What he seems to have said is that the statistical distributions of the test scores of the sexes differ and that these differences may be, at least in part, biological.
That the scores differ is not disputed. For example, on the math SATs, the average boy's score is slightly higher than the average girl's score, but, perhaps more significantly, the variability of boys' scores is greater than that of girls' scores.
To appreciate the role of variability, we can imagine 1,000 women taking a math achievement test. Absurdly exaggerating for the sake of clarity, let's stipulate that 200 of them score around 75 on it, 600 of them score around 100, and 200 of them score around 125. In contrast, we can imagine 1,000 men taking the test, but now we stipulate that 200 of them score around 25 on it, 600 of them score around 100, and 200 of them score around 175.

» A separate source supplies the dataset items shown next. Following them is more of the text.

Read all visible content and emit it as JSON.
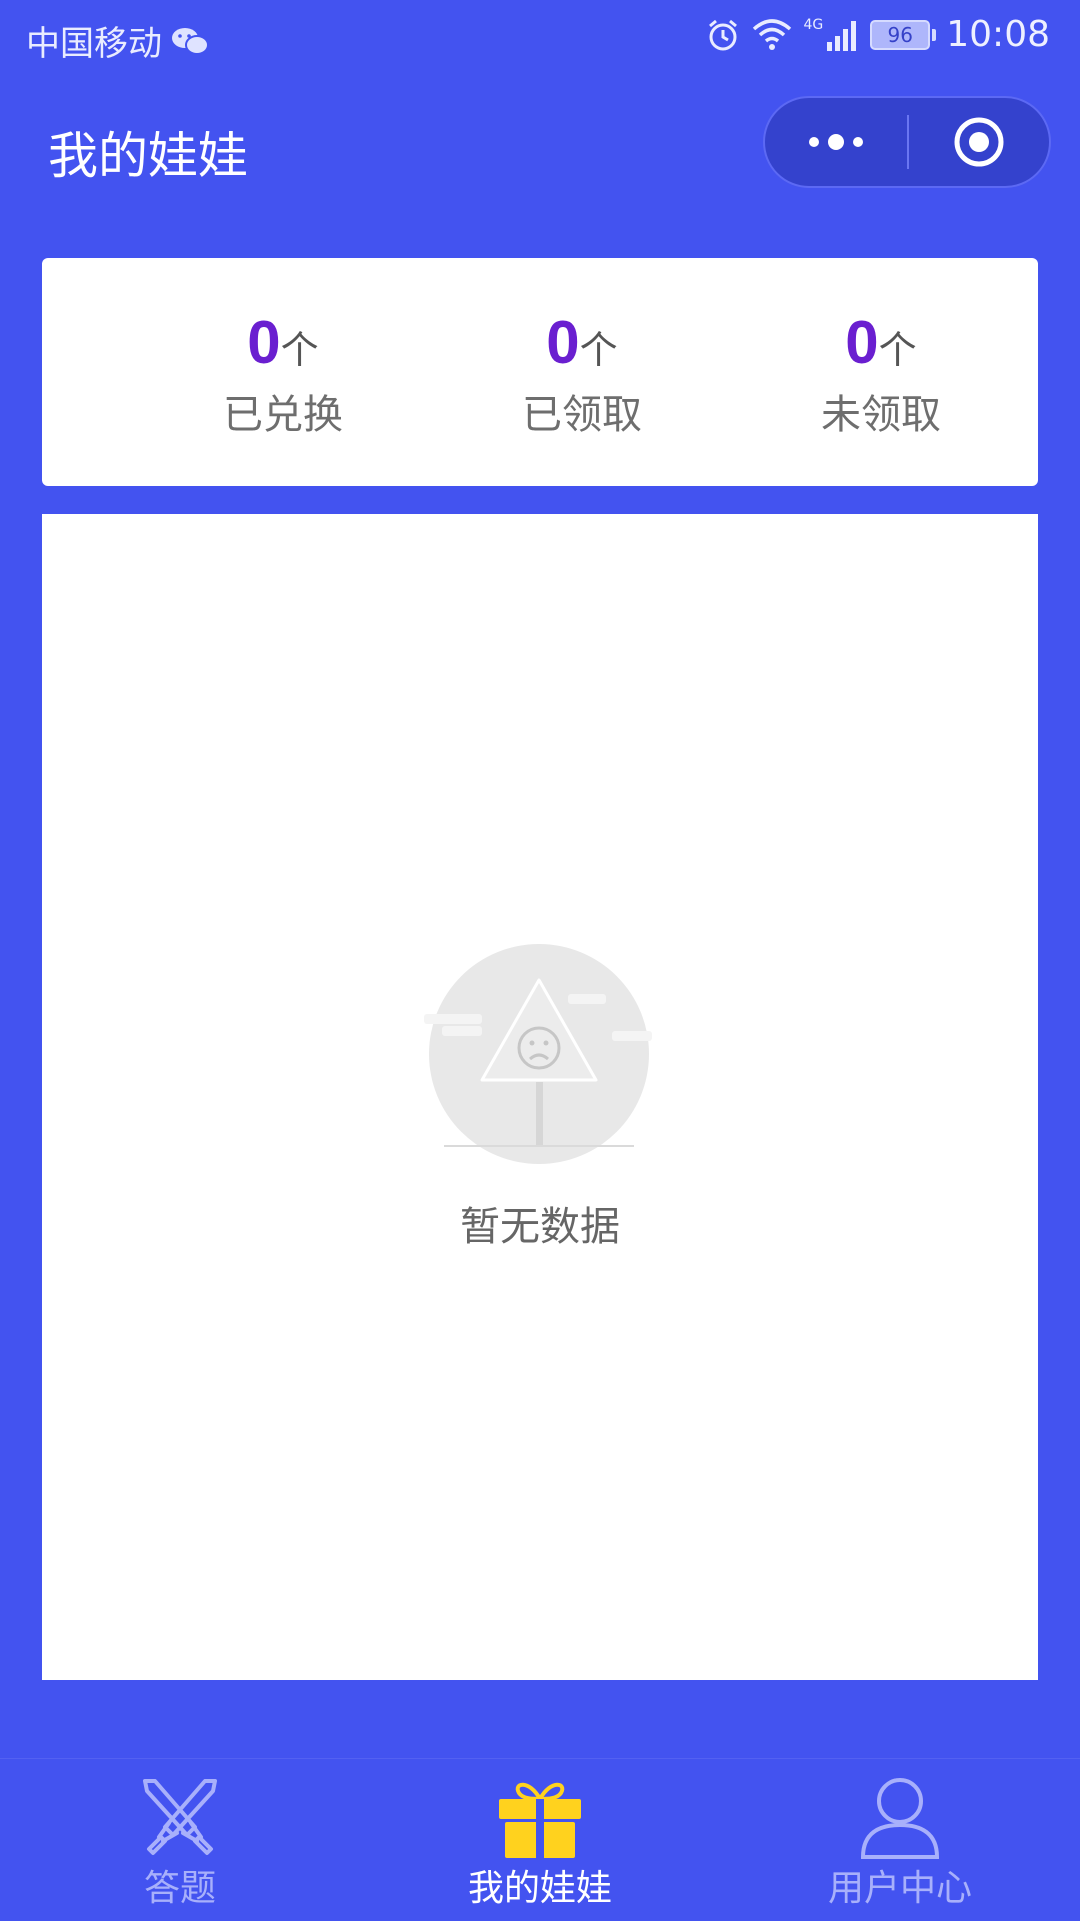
{
  "status_bar": {
    "carrier": "中国移动",
    "network": "4G",
    "battery": "96",
    "time": "10:08"
  },
  "nav": {
    "title": "我的娃娃"
  },
  "stats": [
    {
      "value": "0",
      "unit": "个",
      "label": "已兑换"
    },
    {
      "value": "0",
      "unit": "个",
      "label": "已领取"
    },
    {
      "value": "0",
      "unit": "个",
      "label": "未领取"
    }
  ],
  "empty_state": {
    "text": "暂无数据"
  },
  "tab_bar": {
    "tabs": [
      {
        "label": "答题",
        "icon": "crossed-swords-icon",
        "active": false
      },
      {
        "label": "我的娃娃",
        "icon": "gift-icon",
        "active": true
      },
      {
        "label": "用户中心",
        "icon": "user-icon",
        "active": false
      }
    ]
  },
  "colors": {
    "background": "#4353f0",
    "stat_number": "#6a1fd0",
    "active_icon": "#ffd21e"
  }
}
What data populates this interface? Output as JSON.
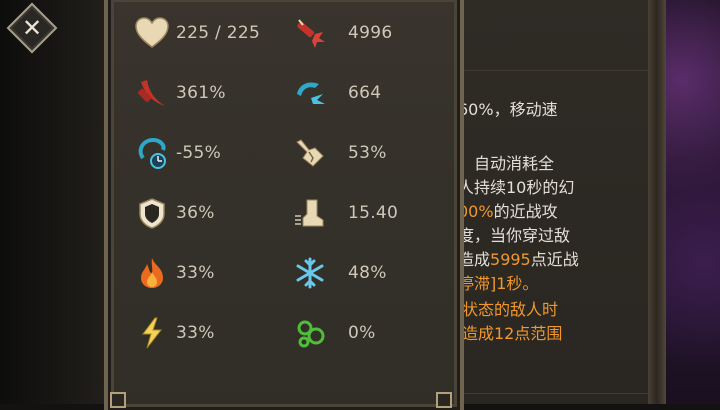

Both groups' scores would average 100, but there is no doubt that the men would be disproportionately represented in institutions of higher learning as well as in institutions of other sorts.
Even with more realistic statistical distributions of talent in which women score at the very highest levels (and, of course, many do), the extremes and not the averages of the distribution often determine how many enter a technical field. Whatever the source and permanence of these distributional differences, nothing in them justifies any sort of discrimination against women, either as individuals or as a group.
So what does bring about the difference in the distribution of scores? Psycho-social factors? Biological differences? Educational practices?
Undoubtedly social conditions play an important role. It can't be denied, for example, that sex discrimination, sometimes overt, but more often subtle, remains a serious problem in many places (especially in university hiring and promotion). Neither can it be denied that because of their socialization very many women simply have no interest in mathematics or science. There is some evidence that the abstraction of mathematics poses more of a social challenge for women than it does a cognitive challenge. For whatever reason women have a relatively greater preference for involvement with others.
And biological differences? Summers' remarks (or, rather, crude versions of them) caused an indignant uproar. But there are many biological differences between the sexes, and there is no reason why these should not extend to matters mathematical. In addition to the SAT and other test data, well-known studies have shown that across cultures and on average men do better in navigating through three-dimensional space and visualizing objects therein.